Every new parent is faced with the question ‘Should I give birth at home?’, and for some the answer is simple and for others more complex. Home births used to be the standard practice, however with the advancement of medical science, there has been a big shift to hospital births.
A lingering negative view of home births as an unsafe option for mothers, seems to have taken hold. However, hospitals across the country are recognising the importance in providing mothers with more choices when it comes to birthing and ensuring a safe home birth is available to them.
In 2019, only 0.3 per cent of Australian births were planned home births.
The National Publicly funded Homebirth Consortium has established a network of publicly-funded homebirth models of care in Australia that includes 17 hospital programs nationally.
“Women who choose to birth at home have generally been found to believe in birth as a natural process and be confident in their ability to give birth vaginally with the support of a known health care professional,” says Susan Freiberg, Canberra Health Services Executive Director, Women Youth and Children.
“A desire to avoid unnecessary interventions, to have continuity of care and be in the comfort of their home with the support people of choice are frequently mentioned as reasons for planning a homebirth.”
Another key factor that might be responsible for raising the interest in home births is the pandemic.
An Australian study conducted in 2021 asked women about the influence of the pandemic on their interest in home birth.
Twenty-three per cent of women indicated that the effects of the pandemic influenced their interest in a planned home birth.
“Women overwhelmingly reiterate a desire for choice and autonomy,” adds Ms Freiberg.
“A home birth with a registered midwife is a safe choice for women who are deemed to be at low risk of complications during pregnancy, labour, birth and the postpartum period.”
A safe home birth
“For all safe home births, midwives undergo an education and credentialing process to ensure a home birth is provided in a safe, effective and consistent way,” says Ms Freiberg.
Women who are experiencing a healthy and uncomplicated pregnancy and who meet the strict criteria can be eligible for a home birth.
As with all births, there are risks involved.
Ms Freiberg explains that all midwives have training in advanced neonatal resuscitation in collaboration with training through the Neonatal Intensive Care Unit (NICU) and home birth midwives have the training and equipment needed to manage emergencies until help arrives.

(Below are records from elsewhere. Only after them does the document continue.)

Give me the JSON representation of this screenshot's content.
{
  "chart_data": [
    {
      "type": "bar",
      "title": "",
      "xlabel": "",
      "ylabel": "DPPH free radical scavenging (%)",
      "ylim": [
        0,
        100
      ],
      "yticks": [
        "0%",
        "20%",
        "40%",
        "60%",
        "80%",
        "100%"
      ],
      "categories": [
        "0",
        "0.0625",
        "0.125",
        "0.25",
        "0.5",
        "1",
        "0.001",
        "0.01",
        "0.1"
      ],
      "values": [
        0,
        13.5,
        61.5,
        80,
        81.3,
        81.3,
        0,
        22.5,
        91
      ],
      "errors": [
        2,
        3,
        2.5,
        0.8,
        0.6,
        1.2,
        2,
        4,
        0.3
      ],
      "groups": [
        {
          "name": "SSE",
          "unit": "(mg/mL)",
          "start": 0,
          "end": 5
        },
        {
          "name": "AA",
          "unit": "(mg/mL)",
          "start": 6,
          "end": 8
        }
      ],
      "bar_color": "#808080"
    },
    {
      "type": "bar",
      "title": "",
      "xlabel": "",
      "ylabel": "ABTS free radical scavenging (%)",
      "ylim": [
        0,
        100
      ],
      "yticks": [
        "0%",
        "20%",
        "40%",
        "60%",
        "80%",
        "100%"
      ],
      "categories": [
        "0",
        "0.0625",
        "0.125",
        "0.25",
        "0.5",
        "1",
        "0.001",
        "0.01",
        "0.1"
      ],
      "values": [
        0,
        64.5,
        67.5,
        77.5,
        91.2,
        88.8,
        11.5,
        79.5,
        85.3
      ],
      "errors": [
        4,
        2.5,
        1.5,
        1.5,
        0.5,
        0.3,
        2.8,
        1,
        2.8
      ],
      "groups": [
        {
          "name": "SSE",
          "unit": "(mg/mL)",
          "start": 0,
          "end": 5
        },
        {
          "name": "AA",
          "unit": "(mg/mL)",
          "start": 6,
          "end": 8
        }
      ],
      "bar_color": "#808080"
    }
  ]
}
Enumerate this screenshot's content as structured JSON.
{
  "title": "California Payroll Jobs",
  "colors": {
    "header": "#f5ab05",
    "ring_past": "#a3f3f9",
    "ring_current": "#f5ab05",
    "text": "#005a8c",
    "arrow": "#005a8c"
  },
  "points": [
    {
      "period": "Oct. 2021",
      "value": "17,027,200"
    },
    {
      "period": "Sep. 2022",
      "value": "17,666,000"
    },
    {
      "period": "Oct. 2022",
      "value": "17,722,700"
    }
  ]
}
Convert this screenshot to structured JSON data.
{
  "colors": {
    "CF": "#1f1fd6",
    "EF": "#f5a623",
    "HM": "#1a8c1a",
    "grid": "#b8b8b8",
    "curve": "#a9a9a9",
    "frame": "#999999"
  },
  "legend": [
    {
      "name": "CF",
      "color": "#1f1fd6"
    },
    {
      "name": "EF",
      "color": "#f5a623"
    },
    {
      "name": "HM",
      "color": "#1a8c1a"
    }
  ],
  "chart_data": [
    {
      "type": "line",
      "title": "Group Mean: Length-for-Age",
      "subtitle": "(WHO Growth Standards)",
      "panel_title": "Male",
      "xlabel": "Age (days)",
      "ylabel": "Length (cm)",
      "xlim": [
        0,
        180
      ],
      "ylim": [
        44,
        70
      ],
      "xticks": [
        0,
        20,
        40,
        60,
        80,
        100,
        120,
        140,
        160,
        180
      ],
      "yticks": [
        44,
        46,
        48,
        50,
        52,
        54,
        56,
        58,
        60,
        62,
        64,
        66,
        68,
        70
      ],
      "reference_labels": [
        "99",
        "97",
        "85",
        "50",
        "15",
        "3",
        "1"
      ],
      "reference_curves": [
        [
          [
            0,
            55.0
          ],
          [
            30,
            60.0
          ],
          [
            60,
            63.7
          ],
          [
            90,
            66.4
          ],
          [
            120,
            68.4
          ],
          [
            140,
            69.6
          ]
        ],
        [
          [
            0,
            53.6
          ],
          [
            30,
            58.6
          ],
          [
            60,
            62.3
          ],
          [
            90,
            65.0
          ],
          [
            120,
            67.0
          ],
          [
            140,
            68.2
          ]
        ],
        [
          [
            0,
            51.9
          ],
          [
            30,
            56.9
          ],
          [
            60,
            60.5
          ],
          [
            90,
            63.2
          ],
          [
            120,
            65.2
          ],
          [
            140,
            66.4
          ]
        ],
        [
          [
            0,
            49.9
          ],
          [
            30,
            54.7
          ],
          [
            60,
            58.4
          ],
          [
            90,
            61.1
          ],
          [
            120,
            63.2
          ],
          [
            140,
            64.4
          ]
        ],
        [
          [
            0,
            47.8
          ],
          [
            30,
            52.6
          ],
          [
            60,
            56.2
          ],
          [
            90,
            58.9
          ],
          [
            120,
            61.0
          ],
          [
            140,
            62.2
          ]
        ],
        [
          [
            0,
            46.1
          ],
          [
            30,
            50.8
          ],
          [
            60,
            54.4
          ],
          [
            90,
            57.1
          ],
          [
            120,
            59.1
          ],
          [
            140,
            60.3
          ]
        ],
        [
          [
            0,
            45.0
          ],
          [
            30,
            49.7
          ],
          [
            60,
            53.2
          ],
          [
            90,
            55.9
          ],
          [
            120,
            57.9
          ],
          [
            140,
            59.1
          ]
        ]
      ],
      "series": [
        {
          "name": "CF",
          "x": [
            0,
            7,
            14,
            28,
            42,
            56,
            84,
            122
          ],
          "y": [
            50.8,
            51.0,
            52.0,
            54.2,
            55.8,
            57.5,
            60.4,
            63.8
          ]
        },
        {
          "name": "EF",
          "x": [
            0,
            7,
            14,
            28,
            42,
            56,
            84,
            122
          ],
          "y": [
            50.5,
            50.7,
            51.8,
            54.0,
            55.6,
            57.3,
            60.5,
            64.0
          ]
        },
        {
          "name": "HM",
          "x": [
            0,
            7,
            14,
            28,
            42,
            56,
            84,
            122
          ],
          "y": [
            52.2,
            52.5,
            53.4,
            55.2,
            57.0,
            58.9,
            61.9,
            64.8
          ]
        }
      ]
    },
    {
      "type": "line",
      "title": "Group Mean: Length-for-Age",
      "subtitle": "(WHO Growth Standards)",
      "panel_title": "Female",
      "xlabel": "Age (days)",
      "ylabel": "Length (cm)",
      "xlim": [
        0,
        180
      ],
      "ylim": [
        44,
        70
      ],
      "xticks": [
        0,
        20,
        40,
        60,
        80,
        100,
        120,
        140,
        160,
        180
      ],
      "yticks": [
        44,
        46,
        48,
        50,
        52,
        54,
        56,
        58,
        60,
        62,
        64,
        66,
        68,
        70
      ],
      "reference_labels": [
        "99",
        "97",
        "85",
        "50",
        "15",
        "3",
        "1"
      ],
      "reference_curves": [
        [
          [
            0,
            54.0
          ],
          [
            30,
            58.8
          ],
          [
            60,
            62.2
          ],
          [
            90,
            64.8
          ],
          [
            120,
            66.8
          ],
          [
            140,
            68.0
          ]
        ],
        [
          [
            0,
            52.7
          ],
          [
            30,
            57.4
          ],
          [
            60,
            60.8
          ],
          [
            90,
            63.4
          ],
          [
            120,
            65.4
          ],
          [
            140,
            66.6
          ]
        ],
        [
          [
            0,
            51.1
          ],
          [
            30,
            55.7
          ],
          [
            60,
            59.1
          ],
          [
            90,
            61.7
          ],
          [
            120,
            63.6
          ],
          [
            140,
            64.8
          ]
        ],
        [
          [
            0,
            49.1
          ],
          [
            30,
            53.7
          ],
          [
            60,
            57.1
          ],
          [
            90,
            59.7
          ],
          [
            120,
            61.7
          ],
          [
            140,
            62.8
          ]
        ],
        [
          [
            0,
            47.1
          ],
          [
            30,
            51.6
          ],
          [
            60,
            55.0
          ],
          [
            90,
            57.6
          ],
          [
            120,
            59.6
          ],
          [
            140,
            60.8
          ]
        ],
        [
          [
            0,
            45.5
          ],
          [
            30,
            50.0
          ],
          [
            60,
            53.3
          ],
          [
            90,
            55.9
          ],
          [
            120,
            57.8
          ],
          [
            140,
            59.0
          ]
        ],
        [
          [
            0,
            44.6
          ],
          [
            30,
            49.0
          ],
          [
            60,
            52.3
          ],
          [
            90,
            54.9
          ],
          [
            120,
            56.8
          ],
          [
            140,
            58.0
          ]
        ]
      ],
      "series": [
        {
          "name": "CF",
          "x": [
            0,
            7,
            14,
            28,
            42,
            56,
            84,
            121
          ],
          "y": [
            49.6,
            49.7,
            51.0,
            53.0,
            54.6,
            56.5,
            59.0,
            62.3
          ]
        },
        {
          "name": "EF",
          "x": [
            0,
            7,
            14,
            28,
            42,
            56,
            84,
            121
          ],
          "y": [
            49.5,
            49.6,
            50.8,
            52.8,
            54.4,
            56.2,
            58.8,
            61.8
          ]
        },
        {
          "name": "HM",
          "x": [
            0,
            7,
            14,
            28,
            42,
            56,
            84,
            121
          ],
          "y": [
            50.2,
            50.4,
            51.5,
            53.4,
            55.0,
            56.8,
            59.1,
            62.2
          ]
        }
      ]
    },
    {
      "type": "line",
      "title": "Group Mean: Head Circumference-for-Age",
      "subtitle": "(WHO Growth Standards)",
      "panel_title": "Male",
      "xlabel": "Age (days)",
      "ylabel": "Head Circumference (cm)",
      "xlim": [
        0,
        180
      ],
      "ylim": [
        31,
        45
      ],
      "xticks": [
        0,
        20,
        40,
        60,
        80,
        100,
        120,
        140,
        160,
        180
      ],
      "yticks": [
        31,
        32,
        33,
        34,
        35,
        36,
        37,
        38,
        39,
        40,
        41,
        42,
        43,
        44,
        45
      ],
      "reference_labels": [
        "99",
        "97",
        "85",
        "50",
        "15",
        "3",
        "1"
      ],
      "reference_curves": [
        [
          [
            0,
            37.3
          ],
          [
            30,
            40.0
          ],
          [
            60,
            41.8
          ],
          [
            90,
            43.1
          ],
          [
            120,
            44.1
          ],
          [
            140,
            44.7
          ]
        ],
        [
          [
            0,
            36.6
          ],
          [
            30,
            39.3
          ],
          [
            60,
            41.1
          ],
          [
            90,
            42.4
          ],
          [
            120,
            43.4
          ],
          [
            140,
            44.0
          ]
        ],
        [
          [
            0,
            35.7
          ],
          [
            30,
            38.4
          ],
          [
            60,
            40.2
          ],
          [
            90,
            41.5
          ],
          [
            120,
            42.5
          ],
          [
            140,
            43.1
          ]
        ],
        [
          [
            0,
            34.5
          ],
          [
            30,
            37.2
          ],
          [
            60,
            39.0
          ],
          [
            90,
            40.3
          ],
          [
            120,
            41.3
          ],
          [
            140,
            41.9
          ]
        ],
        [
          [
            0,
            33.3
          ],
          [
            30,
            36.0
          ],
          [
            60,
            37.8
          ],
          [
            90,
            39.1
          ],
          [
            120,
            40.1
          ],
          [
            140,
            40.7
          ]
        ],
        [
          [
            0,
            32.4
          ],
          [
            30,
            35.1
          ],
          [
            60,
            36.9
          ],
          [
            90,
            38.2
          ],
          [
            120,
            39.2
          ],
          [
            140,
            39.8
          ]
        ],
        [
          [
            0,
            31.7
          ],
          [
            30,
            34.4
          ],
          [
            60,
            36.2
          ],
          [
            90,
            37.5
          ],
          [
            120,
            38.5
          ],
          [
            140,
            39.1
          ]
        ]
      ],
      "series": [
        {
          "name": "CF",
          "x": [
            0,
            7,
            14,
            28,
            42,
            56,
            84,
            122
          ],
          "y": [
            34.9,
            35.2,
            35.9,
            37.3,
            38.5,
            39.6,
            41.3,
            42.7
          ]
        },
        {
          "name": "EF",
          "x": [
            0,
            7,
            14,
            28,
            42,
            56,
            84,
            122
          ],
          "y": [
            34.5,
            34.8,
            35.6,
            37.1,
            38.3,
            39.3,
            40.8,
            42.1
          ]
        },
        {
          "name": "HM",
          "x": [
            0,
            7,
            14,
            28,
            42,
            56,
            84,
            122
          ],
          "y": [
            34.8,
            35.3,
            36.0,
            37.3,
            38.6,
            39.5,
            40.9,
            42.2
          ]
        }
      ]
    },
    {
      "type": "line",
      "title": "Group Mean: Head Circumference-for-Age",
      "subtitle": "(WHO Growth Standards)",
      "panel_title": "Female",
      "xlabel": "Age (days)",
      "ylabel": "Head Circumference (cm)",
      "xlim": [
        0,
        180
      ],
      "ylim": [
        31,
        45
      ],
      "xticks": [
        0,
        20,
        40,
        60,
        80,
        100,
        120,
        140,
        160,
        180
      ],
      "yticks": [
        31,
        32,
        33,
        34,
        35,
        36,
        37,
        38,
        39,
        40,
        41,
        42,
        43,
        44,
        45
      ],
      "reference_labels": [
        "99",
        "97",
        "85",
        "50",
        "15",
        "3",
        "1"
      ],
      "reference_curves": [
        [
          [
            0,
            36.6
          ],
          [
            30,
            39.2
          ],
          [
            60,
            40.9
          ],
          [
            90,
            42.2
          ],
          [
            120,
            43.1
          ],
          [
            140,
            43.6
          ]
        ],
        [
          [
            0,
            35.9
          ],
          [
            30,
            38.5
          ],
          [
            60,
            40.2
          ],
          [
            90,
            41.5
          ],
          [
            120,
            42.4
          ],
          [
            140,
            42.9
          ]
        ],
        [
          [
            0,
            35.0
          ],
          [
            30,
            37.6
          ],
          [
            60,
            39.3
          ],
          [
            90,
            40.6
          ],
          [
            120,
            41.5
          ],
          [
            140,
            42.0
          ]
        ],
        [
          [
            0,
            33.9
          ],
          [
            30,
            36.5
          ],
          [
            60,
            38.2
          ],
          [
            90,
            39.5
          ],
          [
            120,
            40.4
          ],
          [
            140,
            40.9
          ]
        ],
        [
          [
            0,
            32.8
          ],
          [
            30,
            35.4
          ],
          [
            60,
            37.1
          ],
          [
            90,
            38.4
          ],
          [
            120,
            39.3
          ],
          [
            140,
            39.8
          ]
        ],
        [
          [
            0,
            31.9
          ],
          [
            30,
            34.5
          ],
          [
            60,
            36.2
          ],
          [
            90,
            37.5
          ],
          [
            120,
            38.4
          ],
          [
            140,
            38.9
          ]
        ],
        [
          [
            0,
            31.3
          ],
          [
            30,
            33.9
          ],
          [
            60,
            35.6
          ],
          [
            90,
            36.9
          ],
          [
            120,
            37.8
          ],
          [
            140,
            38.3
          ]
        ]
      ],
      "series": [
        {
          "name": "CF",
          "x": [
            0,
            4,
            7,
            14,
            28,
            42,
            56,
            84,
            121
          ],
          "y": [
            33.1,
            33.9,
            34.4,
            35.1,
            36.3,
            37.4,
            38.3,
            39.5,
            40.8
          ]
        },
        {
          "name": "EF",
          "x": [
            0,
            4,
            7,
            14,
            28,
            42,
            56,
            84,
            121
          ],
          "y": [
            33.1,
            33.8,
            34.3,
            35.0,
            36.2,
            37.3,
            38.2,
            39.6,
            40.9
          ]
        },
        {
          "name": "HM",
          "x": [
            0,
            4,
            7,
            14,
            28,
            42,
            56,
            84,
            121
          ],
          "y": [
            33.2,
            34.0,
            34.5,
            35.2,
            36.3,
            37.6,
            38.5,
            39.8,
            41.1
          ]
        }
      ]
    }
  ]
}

For all homebirths, the ACT Ambulance is notified that a publicly-funded home birth is occurring and at the time of labour, the midwives contact the Team Leader at the Centenary Hospital to notify them that a home birthing woman is in labour, to ensure everyone is at the ready, should mother or baby require hospital care during or immediately after the birth.
In the event of an emergency the ACT Ambulance Service will attend as quickly as possible to assist the midwives to safely transfer the mother and her baby to the Centenary Hospital.